Travis Snoozy ai2097 at users.sourceforge.net
Tue Oct 2 18:12:46 GMT 2007


On Tue, 02 Oct 2007 05:55:14 -0700, Matt Mullenweg <m at mullenweg.com>
wrote:

<snip>
> I'm not going to get into that here, but agree Omry's situation is an 
> edge case, and not worth adding a lot of complexity for.

This is where QA starts whining ;). Just because it's an edge case
doesn't mean it can be ignored[1]. Additionally, I don't think that "a
lot of complexity" is required to get the job done in a way that can
work for all plugins.

* We need to point out which plugins aren't getting updated -anyway-.
3rd party non-update notification comes for free with that.

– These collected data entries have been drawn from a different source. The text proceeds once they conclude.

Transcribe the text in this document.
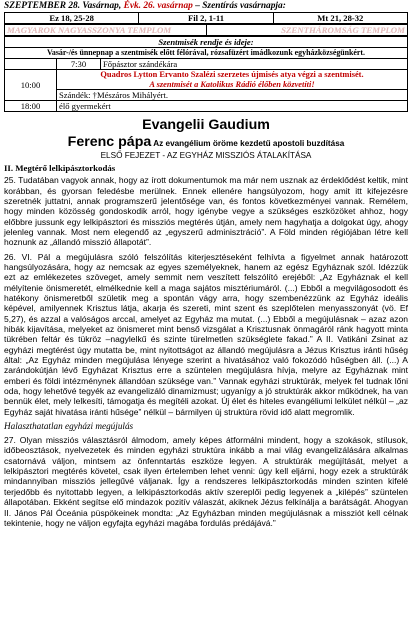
SZEPTEMBER 28. Vasárnap, Évk. 26. vasárnap – Szentírás vasárnapja:
Ez 18, 25-28	Fil 2, 1-11	Mt 21, 28-32
MAGYAROK NAGYASSZONYA TEMPLOM	SZENTHÁROMSÁG TEMPLOM
Szentmisék rendje és ideje:		
Vasár-/és ünnepnap a szentmisék előtt félórával, rózsafüzért imádkozunk egyházközségünkért.		
	7:30	Főpásztor szándékára
10:00	Quadros Lytton Ervanto Szalézi szerzetes újmisés atya végzi a szentmisét.
A szentmisét a Katolikus Rádió élőben közvetíti!	

	Szándék: †Mészáros Mihályért.	
18:00	élő gyermekért	
Evangelii Gaudium
Ferenc pápa Az evangélium öröme kezdetű apostoli buzdítása
ELSŐ FEJEZET - AZ EGYHÁZ MISSZIÓS ÁTALAKÍTÁSA
II. Megtérő lelkipásztorkodás

25. Tudatában vagyok annak, hogy az írott dokumentumok ma már nem usznak az érdeklődést keltik, mint korábban, és gyorsan feledésbe merülnek. Ennek ellenére hangsúlyozom, hogy amit itt kifejezésre szeretnék juttatni, annak programszerű jelentősége van, és fontos következményei vannak. Remélem, hogy minden közösség gondoskodik arról, hogy igénybe vegye a szükséges eszközöket ahhoz, hogy előbbre jussunk egy lelkipásztori és missziós megtérés útján, amely nem hagyhatja a dolgokat úgy, ahogy jelenleg vannak. Most nem elegendő az „egyszerű adminisztráció”. A Föld minden régiójában létre kell hoznunk az „állandó misszió állapotát”.

26. VI. Pál a megújulásra szóló felszólítás kiterjesztéseként felhívta a figyelmet annak határozott hangsúlyozására, hogy az nemcsak az egyes személyeknek, hanem az egész Egyháznak szól. Idézzük ezt az emlékezetes szöveget, amely semmit nem veszített felszólító erejéből: „Az Egyháznak el kell mélyítenie önismeretét, elmélkednie kell a maga sajátos misztériumáról. (...) Ebből a megvilágosodott és hatékony önismeretből születik meg a spontán vágy arra, hogy szembenézzünk az Egyház ideális képével, amilyennek Krisztus látja, akarja és szereti, mint szent és szeplőtelen menyasszonyát (vö. Ef 5,27), és azzal a valóságos arccal, amelyet az Egyház ma mutat. (...) Ebből a megújulásnak – azaz azon hibák kijavítása, melyeket az önismeret mint benső vizsgálat a Krisztusnak önmagáról ránk hagyott minta tükrében feltár és tükröz –nagylelkű és szinte türelmetlen szükséglete fakad.” A II. Vatikáni Zsinat az egyházi megtérést úgy mutatta be, mint nyitottságot az állandó megújulásra a Jézus Krisztus iránti hűség által: „Az Egyház minden megújulása lényege szerint a hivatásához való fokozódó hűségben áll. (...) A zarándokútján lévő Egyházat Krisztus erre a szüntelen megújulásra hívja, melyre az Egyháznak mint emberi és földi intézménynek állandóan szüksége van.” Vannak egyházi struktúrák, melyek fel tudnak lőni oda, hogy lehetővé tegyék az evangelizáló dinamizmust; ugyanígy a jó struktúrák akkor működnek, ha van bennük élet, mely lelkesíti, támogatja és megítéli azokat. Új élet és hiteles evangéliumi lelkület nélkül – „az Egyház saját hivatása iránti hűsége” nélkül – bármilyen új struktúra rövid idő alatt megromlik.

Halaszthatatlan egyházi megújulás

27. Olyan missziós választásról álmodom, amely képes átformálni mindent, hogy a szokások, stílusok, időbeosztások, nyelvezetek és minden egyházi struktúra inkább a mai világ evangelizálására alkalmas csatornává váljon, mintsem az önfenntartás eszköze legyen. A struktúrák megújítását, melyet a lelkipásztori megtérés követel, csak ilyen értelemben lehet venni: úgy kell eljárni, hogy ezek a struktúrák mindannyiban missziós jellegűvé váljanak. Így a rendszeres lelkipásztorkodás minden szinten kifelé terjedőbb és nyitottabb legyen, a lelkipásztorkodás aktív szereplői pedig legyenek a „kilépés” szüntelen állapotában. Ekként segítse elő mindazok pozitív válaszát, akiknek Jézus felkínálja a barátságát. Ahogyan II. János Pál Óceánia püspökeinek mondta: „Az Egyházban minden megújulásnak a missziót kell célnak tekintenie, hogy ne váljon egyfajta egyházi magába fordulás prédájává.”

* I find it hard to believe that allowing non-hosted 3rd parties to
register the name and latest version would be anything but a relatively
minor extension to the current system. The work is non-zero, but the
-vast- majority of code for scanning the repo would just be re-used,
either on a second repo, or some section of the current repo that
wordpress.org won't "advertise" at /extend/plugins/. The biggest hurdle
would be providing a web-to-SVN interface and infrastructure for
keeping the stub info up-to-date.


The biggest problem is that so much of the system is closed up in a
black-box on the server that effectively nobody can make patches to the
thing on their own. If you (or whomever else has access to such things)
don't want to do it, it doesn't matter how much anyone else wants it
done -- it won't get done. And yes, I'd be willing to put my code where
my fingers are and write a proof-of-concept. I'm convinced it would be a
piece of cake, and even more convinced that it's important to all users.
Just show me the code before Oct. 12 or so. ;)

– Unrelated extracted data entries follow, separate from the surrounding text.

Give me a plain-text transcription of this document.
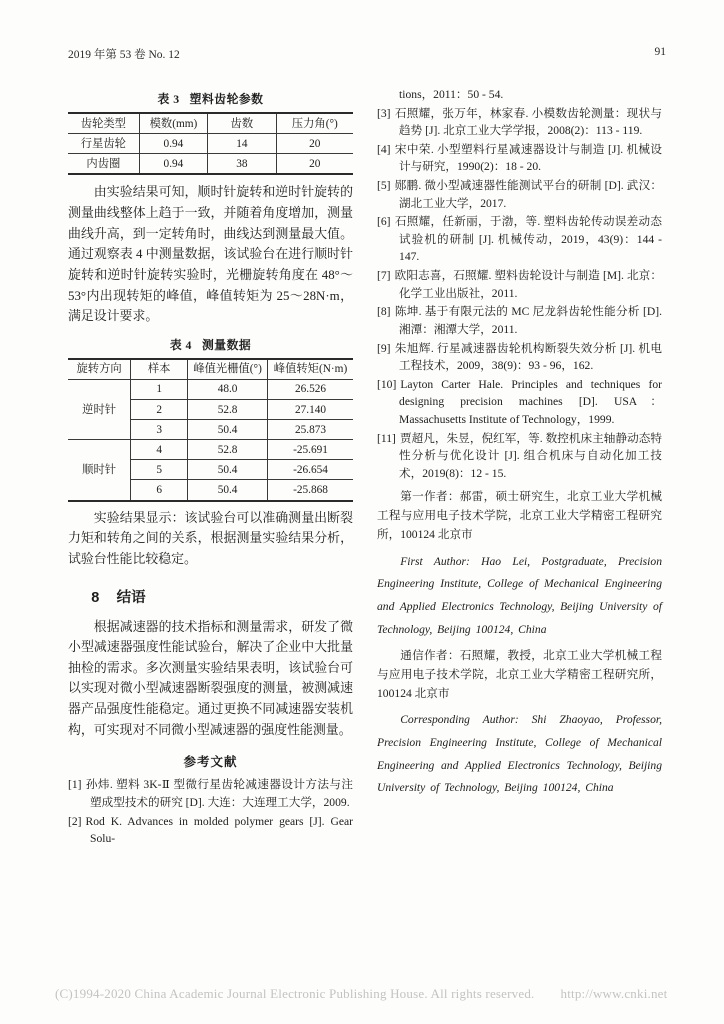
2019 年第 53 卷 No. 12	91
表 3 塑料齿轮参数
齿轮类型	模数(mm)	齿数	压力角(°)
行星齿轮	0.94	14	20
内齿圈	0.94	38	20

由实验结果可知，顺时针旋转和逆时针旋转的测量曲线整体上趋于一致，并随着角度增加，测量曲线升高，到一定转角时，曲线达到测量最大值。通过观察表 4 中测量数据，该试验台在进行顺时针旋转和逆时针旋转实验时，光栅旋转角度在 48°～53°内出现转矩的峰值，峰值转矩为 25～28N·m，满足设计要求。

表 4 测量数据
旋转方向	样本	峰值光栅值(°)	峰值转矩(N·m)
逆时针	1	48.0	26.526
	2	52.8	27.140
	3	50.4	25.873
顺时针	4	52.8	-25.691
	5	50.4	-26.654
	6	50.4	-25.868

实验结果显示：该试验台可以准确测量出断裂力矩和转角之间的关系，根据测量实验结果分析，试验台性能比较稳定。

8 结语

根据减速器的技术指标和测量需求，研发了微小型减速器强度性能试验台，解决了企业中大批量抽检的需求。多次测量实验结果表明，该试验台可以实现对微小型减速器断裂强度的测量，被测减速器产品强度性能稳定。通过更换不同减速器安装机构，可实现对不同微小型减速器的强度性能测量。

参考文献
[1] 孙炜. 塑料 3K-Ⅱ 型微行星齿轮减速器设计方法与注塑成型技术的研究 [D]. 大连：大连理工大学，2009.
[2] Rod K. Advances in molded polymer gears [J]. Gear Solu-
tions，2011：50 - 54.
[3] 石照耀，张万年，林家春. 小模数齿轮测量：现状与趋势 [J]. 北京工业大学学报，2008(2)：113 - 119.
[4] 宋中荣. 小型塑料行星减速器设计与制造 [J]. 机械设计与研究，1990(2)：18 - 20.
[5] 郧鹏. 微小型减速器性能测试平台的研制 [D]. 武汉：湖北工业大学，2017.
[6] 石照耀，任新丽，于渤，等. 塑料齿轮传动误差动态试验机的研制 [J]. 机械传动，2019，43(9)：144 - 147.
[7] 欧阳志喜，石照耀. 塑料齿轮设计与制造 [M]. 北京：化学工业出版社，2011.
[8] 陈坤. 基于有限元法的 MC 尼龙斜齿轮性能分析 [D]. 湘潭：湘潭大学，2011.
[9] 朱旭辉. 行星减速器齿轮机构断裂失效分析 [J]. 机电工程技术，2009，38(9)：93 - 96，162.
[10] Layton Carter Hale. Principles and techniques for designing precision machines [D]. USA：Massachusetts Institute of Technology，1999.
[11] 贾超凡，朱昱，倪红军，等. 数控机床主轴静动态特性分析与优化设计 [J]. 组合机床与自动化加工技术，2019(8)：12 - 15.

第一作者：郝雷，硕士研究生，北京工业大学机械工程与应用电子技术学院，北京工业大学精密工程研究所，100124 北京市

First Author: Hao Lei, Postgraduate, Precision Engineering Institute, College of Mechanical Engineering and Applied Electronics Technology, Beijing University of Technology, Beijing 100124, China

通信作者：石照耀，教授，北京工业大学机械工程与应用电子技术学院，北京工业大学精密工程研究所，100124 北京市

Corresponding Author: Shi Zhaoyao, Professor, Precision Engineering Institute, College of Mechanical Engineering and Applied Electronics Technology, Beijing University of Technology, Beijing 100124, China

(C)1994-2020 China Academic Journal Electronic Publishing House. All rights reserved. http://www.cnki.net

And before I hear mutterings of "make a plugin," that's simply
unreasonable. Somebody *did* make a plugin[2] + infrastructure, and
update issues aside, core has effectively obsoleted it within *months*.
What happens if core decides to integrate 3rd party down the road? All
the work _I_ did on infrastructure and back-end would be obsolete in the
blink of an eye. Would _you_ have built the WordPress plugin repository
if someone else could come along and blow it away at will?

As for "build it into the plugin" -- why should every non-hosted
maintainer have to write the same code again and again and again, when
the problem can be solved in one place, once, forever? Update is in
core, and logically that means everyone should try and re-use that
common functionality, instead of reinventing the wheel.

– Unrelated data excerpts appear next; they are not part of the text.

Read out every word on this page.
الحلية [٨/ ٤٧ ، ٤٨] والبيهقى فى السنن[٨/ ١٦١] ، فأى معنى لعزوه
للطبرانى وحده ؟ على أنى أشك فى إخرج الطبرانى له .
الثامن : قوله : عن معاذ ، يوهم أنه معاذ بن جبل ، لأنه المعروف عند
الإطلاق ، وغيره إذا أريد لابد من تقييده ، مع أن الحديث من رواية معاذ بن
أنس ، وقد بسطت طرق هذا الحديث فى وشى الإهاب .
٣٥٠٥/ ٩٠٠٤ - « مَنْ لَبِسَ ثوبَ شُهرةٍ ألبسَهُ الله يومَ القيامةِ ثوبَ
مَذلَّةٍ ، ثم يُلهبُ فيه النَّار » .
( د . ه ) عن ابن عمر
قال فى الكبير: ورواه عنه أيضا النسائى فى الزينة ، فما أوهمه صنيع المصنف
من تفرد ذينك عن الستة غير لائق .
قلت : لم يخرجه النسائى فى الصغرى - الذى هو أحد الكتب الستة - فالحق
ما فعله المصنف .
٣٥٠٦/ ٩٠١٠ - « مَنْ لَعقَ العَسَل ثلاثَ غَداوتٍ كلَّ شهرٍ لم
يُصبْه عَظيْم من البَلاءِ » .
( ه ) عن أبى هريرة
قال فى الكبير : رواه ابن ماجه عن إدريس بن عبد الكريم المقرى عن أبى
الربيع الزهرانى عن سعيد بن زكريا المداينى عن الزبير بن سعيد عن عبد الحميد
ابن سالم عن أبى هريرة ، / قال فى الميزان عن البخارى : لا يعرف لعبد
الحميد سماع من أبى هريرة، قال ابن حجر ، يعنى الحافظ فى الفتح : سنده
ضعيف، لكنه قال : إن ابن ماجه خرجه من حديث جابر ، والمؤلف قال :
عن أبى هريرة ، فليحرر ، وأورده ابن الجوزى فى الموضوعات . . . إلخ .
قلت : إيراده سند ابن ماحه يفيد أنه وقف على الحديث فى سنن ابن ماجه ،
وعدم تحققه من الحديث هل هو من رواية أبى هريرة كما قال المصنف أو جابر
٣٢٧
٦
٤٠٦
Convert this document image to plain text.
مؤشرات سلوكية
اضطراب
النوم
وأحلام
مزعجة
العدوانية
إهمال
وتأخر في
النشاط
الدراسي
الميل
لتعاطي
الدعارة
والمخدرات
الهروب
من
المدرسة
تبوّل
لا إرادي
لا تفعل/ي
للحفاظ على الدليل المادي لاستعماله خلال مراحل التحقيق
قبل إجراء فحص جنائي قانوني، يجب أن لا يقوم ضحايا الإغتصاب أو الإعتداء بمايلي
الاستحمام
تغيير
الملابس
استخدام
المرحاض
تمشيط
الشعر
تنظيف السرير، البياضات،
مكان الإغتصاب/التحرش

> I would estimate that 99% or more of widely used WordPress plugins
> are in the repository. From the front page:

Having 1k hosted plugins is a pretty useless datapoint without context
-- you have to know the total number of plugins, as well as popularity
statistics for both hosted and non-hosted plugins, to make any kind of
numerically-sound analysis. You'd need to start doing stats on hosted
plugin hit/miss numbers on update requests to convince me of that
number[3], and even then it'd be a hard sell to leave the remainder in
the cold.

> Once we start doing one-click upgrades and installs of plugins I
> think a central repository becomes even more important, as you have 
> accountability for every line of code in the system.

You check every line of code in the repository? j/k ;)

I assume you mean that, if some wildfire starts to spread via one-click
updates, you have a convenient killswitch to stop it. With a 3rd party
registration database, you can maintain that killswitch while still
letting everybody play.

I'm not arguing against a centralized strategy at all, but rather,
I'm trying to say that the centralized strategy now has to expand to be
more inclusive because a critical system feature now depends on it.


-- 
Travis 

In Series maintainer
Random coder & quality guy
<http://remstate.com/>

[1] A cost-benefit analysis indicating that individual failures have
extremely low costs is conducive to making the argument to ignore much
more convincing. However, not indicating when a plugin isn't updating
could potentially have some pretty nasty costs associated with it.

[2] http://www.wp-plugins-db.org/wp-plugins-tracker

[3] Understandably, those stats aren't being collected yet.